Particularly at risk are contractors that use language like what Lon Smith put in contracts and those who aren’t familiar with the state’s insurance laws. Also facing a possible reckoning, of course, are contractors that know the law and deliberately try to skirt or flout it.
The Problem With Contract Language
Most contracts are confusing. The language is too complex and long-winded for most. In one study, 90% of consumers accept legal terms without reading them. If it’s been a while since you have glanced over your own contract with policyholders, now’s the time to read every single word.
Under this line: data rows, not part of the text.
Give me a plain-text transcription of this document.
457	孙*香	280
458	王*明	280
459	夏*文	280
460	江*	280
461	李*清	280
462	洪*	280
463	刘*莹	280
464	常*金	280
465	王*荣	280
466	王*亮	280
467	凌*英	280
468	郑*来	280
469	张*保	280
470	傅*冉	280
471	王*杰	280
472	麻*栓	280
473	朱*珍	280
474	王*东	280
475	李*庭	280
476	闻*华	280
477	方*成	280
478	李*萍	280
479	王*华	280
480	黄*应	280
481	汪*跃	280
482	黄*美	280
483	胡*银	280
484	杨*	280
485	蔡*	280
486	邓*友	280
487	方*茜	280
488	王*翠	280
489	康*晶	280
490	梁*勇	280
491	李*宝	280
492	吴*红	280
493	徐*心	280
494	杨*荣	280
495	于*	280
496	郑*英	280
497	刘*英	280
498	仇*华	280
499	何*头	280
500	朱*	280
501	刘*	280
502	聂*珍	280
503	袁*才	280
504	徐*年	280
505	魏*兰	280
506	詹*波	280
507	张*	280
If the District Court verdict stands, the law suit against Lon Smith Roofing will have been tried and won on the interpretation of a single verb: pursue. The Lon Smith contract in question stated that they would “pursue homeowners’ best interest for all repairs, at a price agreeable to the insurance company and [Lon Smith], and at no additional cost to the homeowner except the insurance deductible and upgrades.”
But does “pursue” really mean “advocate”?
According to the Tarrant County District Court it does. The court’s interpretation of that phrase will likely have a serious and chilling effect on the willingness of the contractors to continue providing construction services to property owners.
The Best Way To Protect Your Roofing Company?
Review and/or update the contracts you have policyholders sign right now. Having them reviewed by a qualified professional or legal team versed in construction law. Remove any language that could imply insurance negotiation will take place on behalf of a homeowner or policy holder. For any contractor thinking of moving to Texas, know and follow the laws in place to avoid potential (and costly) issues.